The Curious Case of Simon Newcomb

simon newcomb

Simon Newcomb in his later years.

Bentford’s law is named after physicist Frank Benford who stumbled upon it in 1938. Benford was not the first person to discover the law. In fact it was discovered in 1881 by Simon Newcomb.

Newcomb was born in 1835 in Nova Scotia, Canada. He received little or no formal education and, at the age of 16, he was apprenticed to Dr. Foshay, a quack healer in New Brunswick. At the age of 18 Newcomb escaped from Dr. Foshay and left Canada for the USA. There he supported himself as a teacher in country schools while teaching himself mathematics and physics.

By the time he was 21 he had become a private tutor in Washington D.C., where he used the city’s libraries to ramp up his knowledge of mathematics. Aged 22 he enrolled at Harvard University’s Lawrence Scientific School, taking only a year to graduate with a bachelor’s degree.

He was appointed professor of mathematics at the United States Naval Observatory, Washington D.C. when he was 26 years old.
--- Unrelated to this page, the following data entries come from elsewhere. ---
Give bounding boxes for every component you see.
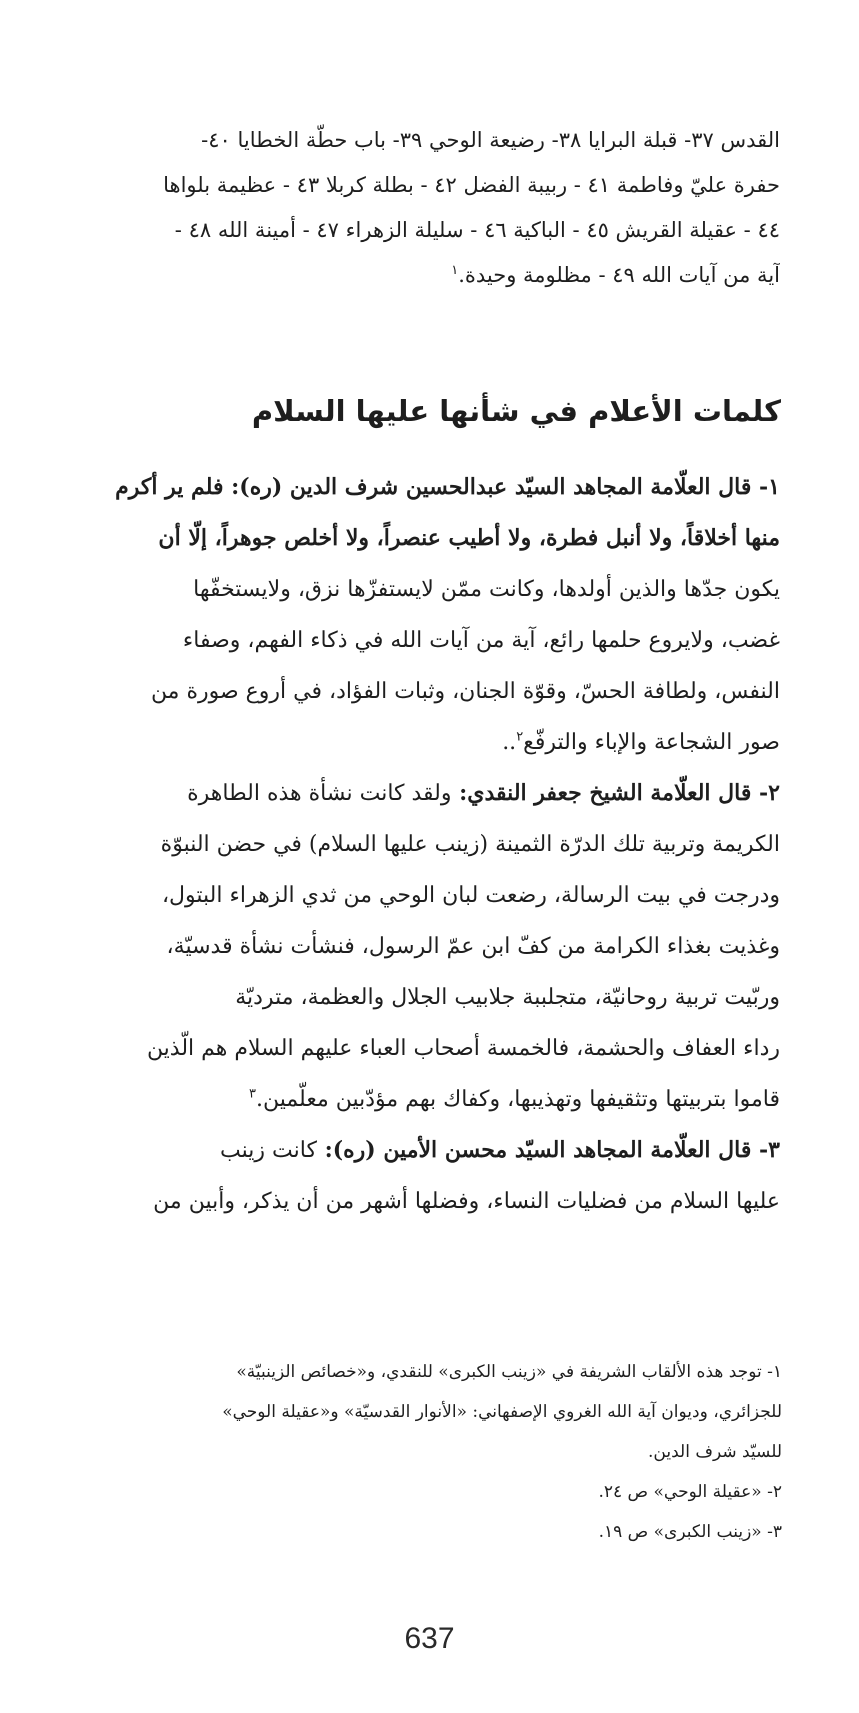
quote-1-end: صور الشجاعة والإباء والترفّع <box>523 730 780 755</box>
footnote-marker: ١ <box>451 263 459 278</box>
footnote-line: ٣- «زينب الكبرى» ص ١٩. <box>598 1522 782 1542</box>
quote-2-line: وربّيت تربية روحانيّة، متجلببة جلابيب الجلال والعظمة، مترديّة <box>235 985 780 1010</box>
quote-2-line: رداء العفاف والحشمة، فالخمسة أصحاب العباء عليهم السلام هم الّذين <box>146 1036 780 1061</box>
footnote-line: للسيّد شرف الدين. <box>648 1442 782 1462</box>
intro-line: ٤٤ - عقيلة القريش ٤٥ - الباكية ٤٦ - سليلة الزهراء ٤٧ - أمينة الله ٤٨ - <box>174 218 780 242</box>
section-heading: كلمات الأعلام في شأنها عليها السلام <box>251 394 781 428</box>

In 1881, aged 46, Newcomb was working on astronomy calculations. In that pre-electronic calculator era he was using books of logarithms to simplify the calculations. At some point he noticed something that excited him: pages near the beginning of the logarithm books were far more worn than the other pages. What this seemed to mean – and he established the truth of the principle by further research – is that in naturally generated data more numbers begin with 1 than with any other digit.

And so, to the frustration of many unwitting fraudsters, Bentford’s law was discovered.